Bivariant K-theory via correspondences

TL;DR

This paper develops a topological equivariant bivariant K-theory using correspondences, extending the concept beyond smooth maps, and explores duality isomorphisms linking it to K-theory with support conditions.

Contribution

It introduces a new correspondence-based framework for equivariant bivariant K-theory that generalizes existing theories without relying on smooth structures.

Findings

Constructs bivariant extensions for arbitrary equivariant cohomology theories.

Formulates conditions for duality isomorphisms in geometric bivariant K-theory.

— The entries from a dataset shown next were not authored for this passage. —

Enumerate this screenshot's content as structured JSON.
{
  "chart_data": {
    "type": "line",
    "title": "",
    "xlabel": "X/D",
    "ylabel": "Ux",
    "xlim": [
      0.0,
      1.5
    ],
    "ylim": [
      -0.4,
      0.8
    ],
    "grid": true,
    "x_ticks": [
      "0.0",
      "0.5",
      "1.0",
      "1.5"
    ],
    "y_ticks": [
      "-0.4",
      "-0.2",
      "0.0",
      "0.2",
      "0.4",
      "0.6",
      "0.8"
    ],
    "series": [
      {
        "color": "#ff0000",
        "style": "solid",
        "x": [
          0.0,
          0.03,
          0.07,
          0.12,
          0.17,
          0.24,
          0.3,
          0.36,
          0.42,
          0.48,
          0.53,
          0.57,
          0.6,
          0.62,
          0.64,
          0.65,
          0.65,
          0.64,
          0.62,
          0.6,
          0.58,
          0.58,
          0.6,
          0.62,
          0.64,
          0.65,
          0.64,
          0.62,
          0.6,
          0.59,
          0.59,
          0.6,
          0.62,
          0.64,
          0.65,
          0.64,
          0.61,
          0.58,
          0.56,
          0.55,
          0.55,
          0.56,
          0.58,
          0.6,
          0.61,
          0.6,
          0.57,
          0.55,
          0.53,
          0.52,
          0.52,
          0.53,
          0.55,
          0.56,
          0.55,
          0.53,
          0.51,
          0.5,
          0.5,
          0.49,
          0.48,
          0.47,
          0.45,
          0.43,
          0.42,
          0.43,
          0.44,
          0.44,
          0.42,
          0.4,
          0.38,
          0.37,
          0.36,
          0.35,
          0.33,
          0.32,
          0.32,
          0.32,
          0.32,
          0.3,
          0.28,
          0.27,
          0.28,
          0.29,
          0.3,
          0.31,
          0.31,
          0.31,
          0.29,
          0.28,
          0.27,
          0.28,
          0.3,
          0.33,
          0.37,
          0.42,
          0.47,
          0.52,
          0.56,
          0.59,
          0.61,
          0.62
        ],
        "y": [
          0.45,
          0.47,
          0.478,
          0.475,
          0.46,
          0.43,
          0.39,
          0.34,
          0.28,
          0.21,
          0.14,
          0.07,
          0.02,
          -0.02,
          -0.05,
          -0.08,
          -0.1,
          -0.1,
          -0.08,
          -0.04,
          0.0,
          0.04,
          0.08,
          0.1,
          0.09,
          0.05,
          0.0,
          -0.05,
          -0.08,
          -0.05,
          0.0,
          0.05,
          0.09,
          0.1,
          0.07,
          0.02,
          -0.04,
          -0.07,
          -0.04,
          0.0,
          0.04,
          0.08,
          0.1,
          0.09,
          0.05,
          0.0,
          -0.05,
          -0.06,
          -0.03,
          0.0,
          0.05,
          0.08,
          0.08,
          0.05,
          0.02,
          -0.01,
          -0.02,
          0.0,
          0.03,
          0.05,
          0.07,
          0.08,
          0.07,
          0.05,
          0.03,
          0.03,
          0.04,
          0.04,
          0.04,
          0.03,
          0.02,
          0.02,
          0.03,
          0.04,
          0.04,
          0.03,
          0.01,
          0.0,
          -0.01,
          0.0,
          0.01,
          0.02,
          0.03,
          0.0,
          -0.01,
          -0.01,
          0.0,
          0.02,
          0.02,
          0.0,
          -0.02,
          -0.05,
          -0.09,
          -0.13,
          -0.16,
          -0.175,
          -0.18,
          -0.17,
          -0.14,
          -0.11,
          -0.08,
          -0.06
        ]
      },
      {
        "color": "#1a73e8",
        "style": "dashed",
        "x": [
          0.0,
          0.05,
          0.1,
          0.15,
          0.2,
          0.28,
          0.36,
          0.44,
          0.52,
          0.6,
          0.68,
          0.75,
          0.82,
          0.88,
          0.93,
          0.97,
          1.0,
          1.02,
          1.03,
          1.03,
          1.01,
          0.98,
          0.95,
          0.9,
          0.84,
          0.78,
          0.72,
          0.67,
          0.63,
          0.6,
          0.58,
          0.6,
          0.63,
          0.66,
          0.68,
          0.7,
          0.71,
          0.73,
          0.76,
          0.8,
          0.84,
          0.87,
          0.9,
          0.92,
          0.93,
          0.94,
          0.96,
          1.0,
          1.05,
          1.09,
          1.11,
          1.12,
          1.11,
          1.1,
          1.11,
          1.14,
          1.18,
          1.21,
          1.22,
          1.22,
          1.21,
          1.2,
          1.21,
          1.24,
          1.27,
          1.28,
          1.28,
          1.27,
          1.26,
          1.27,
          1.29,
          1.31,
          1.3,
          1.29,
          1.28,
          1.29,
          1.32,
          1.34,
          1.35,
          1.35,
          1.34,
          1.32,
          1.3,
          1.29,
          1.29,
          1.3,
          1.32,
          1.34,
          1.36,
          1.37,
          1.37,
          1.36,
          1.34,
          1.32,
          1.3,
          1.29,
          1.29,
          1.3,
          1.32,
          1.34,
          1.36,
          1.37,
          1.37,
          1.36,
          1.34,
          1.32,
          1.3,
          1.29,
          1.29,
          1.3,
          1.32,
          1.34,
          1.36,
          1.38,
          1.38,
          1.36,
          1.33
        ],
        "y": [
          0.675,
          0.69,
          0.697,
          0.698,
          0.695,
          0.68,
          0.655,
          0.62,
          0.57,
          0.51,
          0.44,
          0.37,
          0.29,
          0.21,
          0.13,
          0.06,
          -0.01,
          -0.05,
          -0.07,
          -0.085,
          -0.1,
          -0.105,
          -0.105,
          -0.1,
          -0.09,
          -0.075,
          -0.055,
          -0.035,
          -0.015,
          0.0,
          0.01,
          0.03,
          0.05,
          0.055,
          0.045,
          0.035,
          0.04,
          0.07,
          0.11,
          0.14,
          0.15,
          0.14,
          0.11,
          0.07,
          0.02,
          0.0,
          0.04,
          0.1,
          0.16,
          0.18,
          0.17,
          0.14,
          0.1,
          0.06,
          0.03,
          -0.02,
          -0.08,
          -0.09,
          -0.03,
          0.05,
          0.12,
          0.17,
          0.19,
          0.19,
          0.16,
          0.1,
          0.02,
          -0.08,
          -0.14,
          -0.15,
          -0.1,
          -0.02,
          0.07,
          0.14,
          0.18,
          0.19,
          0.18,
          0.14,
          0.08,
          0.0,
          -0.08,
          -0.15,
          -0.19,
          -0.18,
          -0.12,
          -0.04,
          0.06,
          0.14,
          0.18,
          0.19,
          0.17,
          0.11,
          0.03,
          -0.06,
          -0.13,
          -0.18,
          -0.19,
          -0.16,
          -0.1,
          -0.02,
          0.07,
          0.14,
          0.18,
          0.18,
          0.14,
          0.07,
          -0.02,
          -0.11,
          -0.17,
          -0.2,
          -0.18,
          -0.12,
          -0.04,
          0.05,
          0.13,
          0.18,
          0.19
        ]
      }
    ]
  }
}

Shows cases where bivariant K-theory reduces to K-theory with support conditions.

Abstract

We use correspondences to define a purely topological equivariant bivariant K-theory for spaces with a proper groupoid action. Our notion of correspondence differs slightly from that of Connes and Skandalis. We replace smooth K-oriented maps by a class of K-oriented normal maps, which are maps together with a certain factorisation. Our construction does not use any special features of equivariant K-theory. To highlight this, we construct bivariant extensions for arbitrary equivariant multiplicative cohomology theories. We formulate necessary and sufficient conditions for certain duality isomorphisms in the geometric bivariant K-theory and verify these conditions in some cases, including smooth manifolds with a smooth cocompact action of a Lie group. One of these duality isomorphisms reduces bivariant K-theory to K-theory with support conditions. Since similar duality isomorphisms exist in Kasparov theory, both bivariant K-theories agree if there is such a duality isomorphism.